Director Tom Hooper certainly had the courage of his convictions. A film adaptation of
Cameron Mackintosh and Claude Michel Schonberg's beloved stage musical "Les
Miserables" had been in development hell since the mid 1980s. The pieces for a
successful film adaptation never quite came together. A non-musical adaptation of
Victor Hugo's novel starring Liam Neeson and Uma Thurman came out in 1998, but that
film was sub-par at best.
Hooper assembled a cast that doesn't seem
like the best fit for a musical, including Hugh
Jackman, Russell Crowe and Anne Hathaway,
none of which, to my knowledge, are trained
singers. He then decided that these actors,
as well as everyone else in the cast, would
sing live, instead of lip-synching to studio-
prerecorded tracks. I had not known that
movie musicals typically did it this way, and
that singing live was a new and scary thing.

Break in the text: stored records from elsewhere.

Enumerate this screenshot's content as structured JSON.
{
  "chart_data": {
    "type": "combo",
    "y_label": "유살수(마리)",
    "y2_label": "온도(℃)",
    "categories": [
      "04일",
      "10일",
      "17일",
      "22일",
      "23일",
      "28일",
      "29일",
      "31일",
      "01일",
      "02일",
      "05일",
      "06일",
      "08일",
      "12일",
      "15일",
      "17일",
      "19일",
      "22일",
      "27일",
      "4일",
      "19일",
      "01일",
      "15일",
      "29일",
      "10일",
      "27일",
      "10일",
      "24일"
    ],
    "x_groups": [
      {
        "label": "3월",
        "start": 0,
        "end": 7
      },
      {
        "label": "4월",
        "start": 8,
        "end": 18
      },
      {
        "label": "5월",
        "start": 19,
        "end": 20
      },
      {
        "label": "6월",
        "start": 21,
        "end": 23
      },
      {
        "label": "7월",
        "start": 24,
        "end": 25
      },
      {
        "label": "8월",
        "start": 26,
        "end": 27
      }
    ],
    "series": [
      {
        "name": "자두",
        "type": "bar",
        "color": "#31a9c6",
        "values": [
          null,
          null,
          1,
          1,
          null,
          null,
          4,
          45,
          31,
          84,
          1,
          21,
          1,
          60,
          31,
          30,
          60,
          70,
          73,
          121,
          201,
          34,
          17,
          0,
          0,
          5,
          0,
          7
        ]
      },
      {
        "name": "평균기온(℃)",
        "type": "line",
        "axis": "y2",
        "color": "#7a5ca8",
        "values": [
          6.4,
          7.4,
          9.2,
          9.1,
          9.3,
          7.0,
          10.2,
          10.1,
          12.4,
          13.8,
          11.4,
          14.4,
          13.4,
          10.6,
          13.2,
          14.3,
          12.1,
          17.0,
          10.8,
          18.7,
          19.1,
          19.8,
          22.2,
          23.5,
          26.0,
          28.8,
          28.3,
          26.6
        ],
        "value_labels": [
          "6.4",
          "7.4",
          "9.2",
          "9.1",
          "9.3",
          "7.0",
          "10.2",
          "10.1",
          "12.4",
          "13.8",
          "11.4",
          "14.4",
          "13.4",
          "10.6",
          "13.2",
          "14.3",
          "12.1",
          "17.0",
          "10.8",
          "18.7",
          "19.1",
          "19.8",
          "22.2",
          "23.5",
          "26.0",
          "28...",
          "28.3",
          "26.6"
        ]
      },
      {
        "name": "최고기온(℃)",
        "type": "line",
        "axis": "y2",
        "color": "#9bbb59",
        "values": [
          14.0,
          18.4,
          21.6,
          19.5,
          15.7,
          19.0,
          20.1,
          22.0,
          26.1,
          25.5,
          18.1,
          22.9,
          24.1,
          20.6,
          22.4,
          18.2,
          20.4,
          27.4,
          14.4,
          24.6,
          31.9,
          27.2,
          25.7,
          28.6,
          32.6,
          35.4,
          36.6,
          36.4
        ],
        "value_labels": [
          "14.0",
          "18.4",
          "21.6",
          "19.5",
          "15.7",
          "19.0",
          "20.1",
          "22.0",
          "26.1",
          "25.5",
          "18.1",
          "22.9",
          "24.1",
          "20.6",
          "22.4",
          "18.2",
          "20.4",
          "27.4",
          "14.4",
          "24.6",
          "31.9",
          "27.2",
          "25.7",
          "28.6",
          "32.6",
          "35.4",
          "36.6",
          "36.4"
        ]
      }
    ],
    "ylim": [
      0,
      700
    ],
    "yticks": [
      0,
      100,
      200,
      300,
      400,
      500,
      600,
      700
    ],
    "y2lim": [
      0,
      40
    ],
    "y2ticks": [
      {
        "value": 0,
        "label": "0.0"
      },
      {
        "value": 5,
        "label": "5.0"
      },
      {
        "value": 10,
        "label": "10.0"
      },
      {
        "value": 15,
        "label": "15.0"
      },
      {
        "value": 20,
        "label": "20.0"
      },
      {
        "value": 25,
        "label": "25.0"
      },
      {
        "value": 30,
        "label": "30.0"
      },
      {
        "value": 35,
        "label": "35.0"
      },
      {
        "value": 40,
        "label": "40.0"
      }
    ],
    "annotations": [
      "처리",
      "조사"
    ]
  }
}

This element would heighten emotion for
the audience. This idea is superb and will
show to be a game-changer for movie musicals. Each actor's performance is more
intimate and personal than they would have been otherwise. Hooper really wants the
viewer to connect emotionally with these characters, and for the most part, we connect
with these people deeply.
"Les Mis" follows Jean Valjean (Jackman), a man who was jailed for nineteen years for
stealing a loaf of bread for his starving family - five years for the theft, and thereafter for
subsequent attempts to escape. He breaks his parole, and police inspector Javert
(Crowe) dedicates his life to imprisoning Valjean again. Valjean comes across Fantine
(Hathaway), an unwed mother who, after unjustly losing her job, is degraded to the
point of no return, being forced to sell her hair, her teeth, her body and her dignity.
Valjean promises Fantine that he will raise her daughter Cosette as his own, in her
absence. Valjean then saves Cosette from the Thenardiers(Sacha Baron Cohen and
Helena Bonham Carter, pairing up in their second movie musical), neglectful guardians
and scheming inkeepers, and the story picks up years later, where Cosette is a young
woman (Amanda Seyfried), living mostly in peace. A young revolutionary Marius (Eddie
Redmayne) falls in love with her. The Thenardier's destitute biological daughter Eponine
has a hopeless and unrequited love for Marius. These young characters dive headfirst
into what would become a very important part of the French Revolution.